Opening Borders

Henry C.K. Liu hliu at mindspring.com
Mon Apr 5 08:21:09 PDT 1999


It seems to me that at this moment in history "the left" suffers not from lack of progressive ideas or revolutionary enthusiasm, at least not in comparison to "the reactionary right". The left's weakness rests on the unhappy fact that it possesses less institutionalized power than it deserves after more than a century of ascendancy. While the right now is confident enough to acknowledge openly that its programs and institutions are far from perfect solutions, it makes the unjustified claim that theirs are the only or at least best alternatives. The right, by winning the Cold War, have assumed full control of most of the world's institutions and governments for more than a decade. Such victory did not come from moral or utilitarian persuasion. It came instead from the persistent exercise of naked power. The end of the Cold War did not prove the deficiency of socialism. It did prove the errors and incompetence of the leaders of socialism in one phase of history. The struggle against Monarchism went on for centuries with many failed battles. The struggle against political imperialism went on for two centuries also with countless failed battles.
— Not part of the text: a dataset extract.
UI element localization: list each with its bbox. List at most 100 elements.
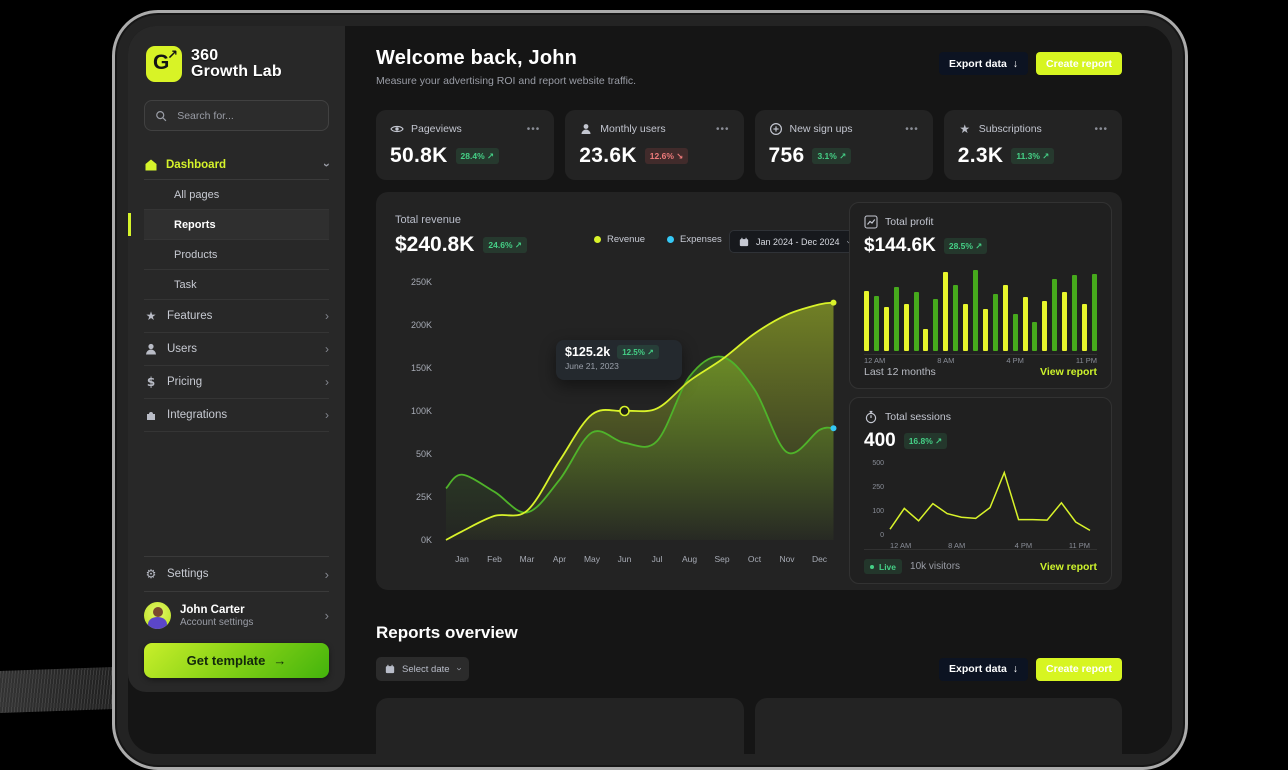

The struggle against capitalistic economic imperialism can be expected to be equally difficult and protracted. What the left needs to do at this moment is to concentrate on a struggle to capture as many institutions and governments as possible, exploiting the inhernet weakness of a system based on exploitation, employing different strategies and tactics in different existing contexts, in democratic countries through elections, and in countries under the dictatorship of the proletariat through the revitalization of revolutioanry ideology. The global situation now has similarities to 1848, 1917 and 1929, in that a systemic breakdown of the powerful established order is imminent amid widespread complacency. The end of the Cold War is not the beginning of the Golden Age of global capitalism. Capitalism has not been able to provide solutions to former mismanaged socialist economies or other emerging economies. Disillusionment is everywhere. The left has lost its regular army and organized leadership, but its soldiers are everywhere ready for guerrilla warfare. The final battle is still ahead. History has not died.

Henry

Carrol Cox wrote:


> Doug wrote:
> >I think the best thing the U.S. left could do for the rest of the world
> >would be somehow, magically, to weaken the imperial might of the
> >United States.
>
> Doug is much too modest. The *only* thing that the U.S. left can
> do for the rest of the world is struggle to weaken U.S. imperial
> might -- this is not in question. What is in question is how "the
> left" comes into existence at any given moment, and how it gathers
> about it or participates in the formation of the more massive popular
> forces necessary to make such an impact possible.
>
> At the present there is no "left" in any sense that can give content to
> the phrase, "the left" but only scattered individuals and collections
> of individuals who more or less self-consciously aim at becoming
> part of "the left" -- i.e., in participating in the creation of "the left."
>
> May I also suggest that among that inchoate left defined by acceptance
> of Doug's point this is no time for extraneous quarrels, personal or
> political -- or at least such quarrels must somehow become secondary
> to resisting this latest outrage from our imperial masters.